Pip fetches from files.pythonhosted.org despite local mirror was specified

Hello everyone,

I’m using pip 22.2.2 on Python 3.10 with a local package mirror. However, while the local mirror is used as an index, downloads are attempted from the global pythonhosted mirror.

For example, when I run

:~$ pip install pandas -vvvi http://pypi.repo.test.hhu.de/simple --trusted-host pypi.repo.test.hhu.de

pip correctly uses the specified mirror as a package index:

Looking in indexes: http://pypi.repo.test.hhu.de/simple
1 location(s) to search for versions of pandas:
* http://pypi.repo.test.hhu.de/simple/pandas/
Fetching project page and analyzing links: http://pypi.repo.test.hhu.de/simple/pandas/
Getting page http://pypi.repo.test.hhu.de/simple/pandas/
Found index url http://pypi.repo.test.hhu.de/simple
Looking up "http://pypi.repo.test.hhu.de/simple/pandas/" in the cache
Request header has "max_age" as 0, cache bypassed
Starting new HTTP connection (1): pypi.repo.test.hhu.de:80
http://pypi.repo.test.hhu.de:80 "GET /simple/pandas/ HTTP/1.1" 304 0
Fetched page http://pypi.repo.test.hhu.de/simple/pandas/ as application/vnd.pypi.simple.v1+json

but afterwards, all reported links point to pythonhosted:

  Found link https://files.pythonhosted.org/packages/b4/8e/057ebd80a3b6dcda154dd6878744fc5549832a484e72bc4189b8d782be75/pandas-0.1.tar.gz (from http://pypi.repo.test.hhu.de/simple/pandas/), version: 0.1
[...]

how is that possible? The package index http://pypi.repo.test.hhu.de/simple/pandas/ does not contain a single reference to pythonhosted, as confirmed by running this snippet:

:~$ curl http://pypi.repo.test.hhu.de/simple/pandas/ | grep pythonhosted.org | wc -l
0
:~$ curl http://pypi.repo.test.hhu.de/simple/pandas/ | grep repo.test.hhu.de | wc -l
1405

0 lines in this HTML file matched pythonhosted, while 1405 lines matched our repository. What am I missing here?

Thanks a lot in advance!

You’ll need to provide a publicly available index for people to reproduce your issue. pip has many level of caches and there are too many variables for anyone to provide a concrete explaination based only on the information you provided.

1 Like

Hi, thanks a lot for the fast reply. Unfortunately, I can’t provide a publicly available index, as it is firewalled for local university use only. Fortunately, we were able to fix it internally.

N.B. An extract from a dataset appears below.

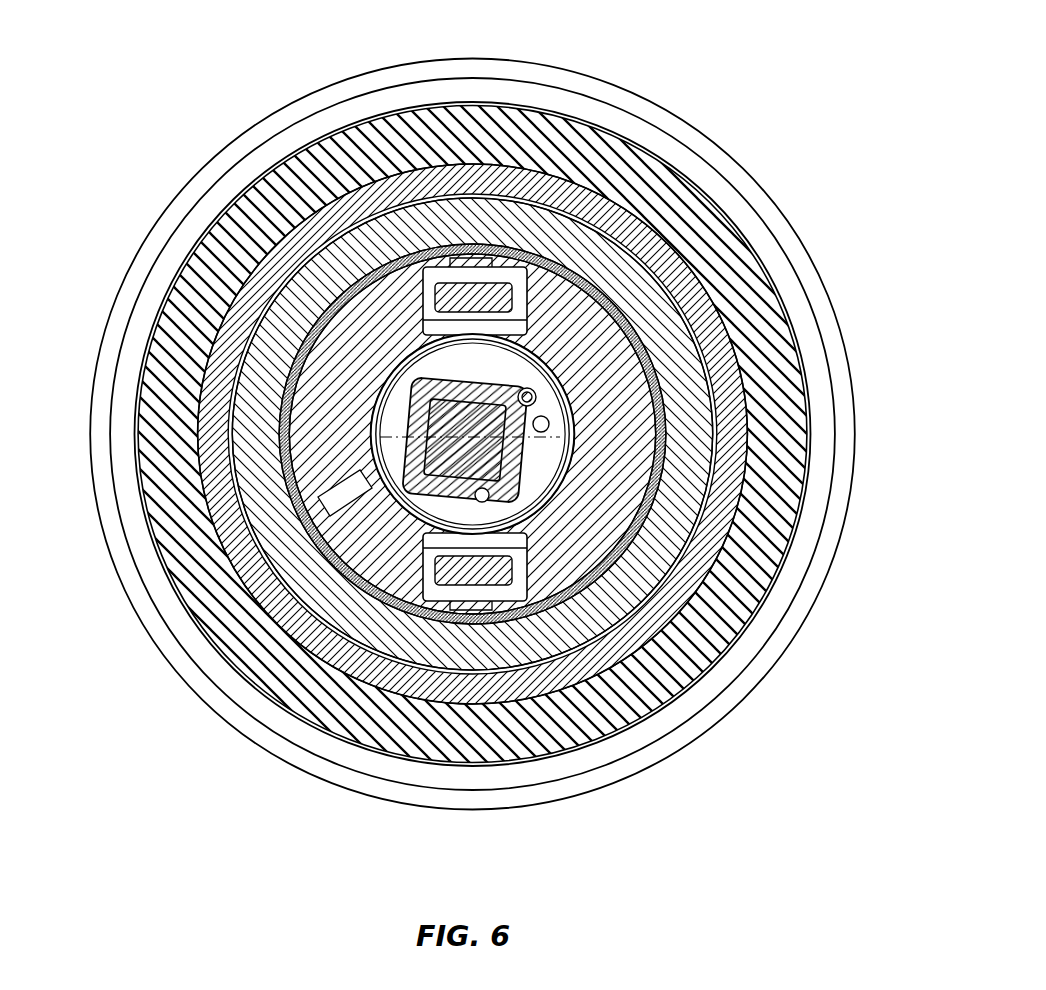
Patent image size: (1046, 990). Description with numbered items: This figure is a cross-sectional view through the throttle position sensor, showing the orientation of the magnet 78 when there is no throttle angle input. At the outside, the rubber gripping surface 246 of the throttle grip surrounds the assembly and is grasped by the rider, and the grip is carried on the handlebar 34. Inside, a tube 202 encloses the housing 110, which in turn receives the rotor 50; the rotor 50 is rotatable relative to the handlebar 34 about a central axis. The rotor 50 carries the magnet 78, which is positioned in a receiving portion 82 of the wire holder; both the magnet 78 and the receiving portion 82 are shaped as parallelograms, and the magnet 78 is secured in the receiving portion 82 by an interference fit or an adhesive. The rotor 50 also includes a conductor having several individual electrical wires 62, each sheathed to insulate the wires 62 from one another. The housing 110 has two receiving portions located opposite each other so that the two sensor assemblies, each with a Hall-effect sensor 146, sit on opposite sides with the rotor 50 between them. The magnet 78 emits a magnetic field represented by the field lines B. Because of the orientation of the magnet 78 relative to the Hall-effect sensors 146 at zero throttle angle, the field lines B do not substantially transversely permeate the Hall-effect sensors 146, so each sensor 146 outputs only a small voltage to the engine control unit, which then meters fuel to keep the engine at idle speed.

Our pip mirror is a local nginx instance with URL rewriting enabled. Apparently since PoC of PEP 691 · pypa/pip@6f167b5 · GitHub, pip requests the mirror list with a different MIME type. However, nginx per default only applies URL rewriting to text/html content. This made it difficult to debug, as the responses looked perfectly fine when fetched via curl, but apparently didn’t work when fetched with pip. Adding sub_filter_types ‘*’; enables URL rewriting for all MIME types, and therefore fixed the issue. From the nginx manual:

Syntax: sub_filter_types mime-type …;
Default:

sub_filter_types text/html;

Context: http, server, location

Enables string replacement in responses with the specified MIME types in addition to “text/html”. The special value “*” matches any MIME type (0.8.29).

Additionally, the caching mechanisms of pip made it harder as we initially didn’t notice that the issue was already fixed. So if you have similar problems, try cleaning your cache with pip cache remove *.

Still, thanks a lot for the fast response :slight_smile: Maybe this helps other people with a similar issue in the future.

1 Like

Maybe this is related and helpful: PEP 691: JSON-based Simple API for Python Package Indexes - #84 by dstufft
(This out of my area of knowledge so maybe it is not actually related even if it seems so to me)

2 Likes

This is indeed related, thanks for linking it! Didn’t find that post by my search keywords regarding this error, so it might be helpful that this is linked here now!

1 Like

You also may want to keep an eye out for possible cases of this
issue:

It caught us by surprise doing similar URL rewriting with Apache,
because the JSON responses are all on one line of text and can be
many megabytes in length for some projects, so required custom
tuning for us to continue being able to rewrite the file URLs in
those specific situations.

1 Like

Thanks a lot! I’ll keep an eye on that, especially if further issues arise. At the moment my tests were successful, so let’s hope it continues works as-is.

I guess the issue is because “text/html” is last on the list of accept headers: pip/collector.py at main · pypa/pip · GitHub

I did guess this might cause an issue for someone in the PR but it’s impossible to test against all the private configurations people might have set up and then somehow warn them: https://github.com/pypa/pip/pull/11158#issuecomment-1186210795

1 Like

Apparently, you were right with that guess, exactly that’s what hit my university mirror.

If you still aren’t able to figure this out, consider running pip with -vvv and posting the output of that run. That’ll contain sufficient information to help point out what exactly is happening.

Fortunately, we were able to fix this already (see #3 for the full procedure: https://discuss.python.org/t/pip-fetches-from-files-pythonhosted-org-despite-local-mirror-was-specified/19320/3)

However, -vvv didn’t help much, as the output I posted above looked fine. We used tcpdump to look at the requests sent by pip, and noticed that the request headers were different and therefore the response was as well. Afterwards we found the corresponding git change, and the respective hints provided kindly on this thread. Thanks for all the support, and keep up the great work!

2 Likes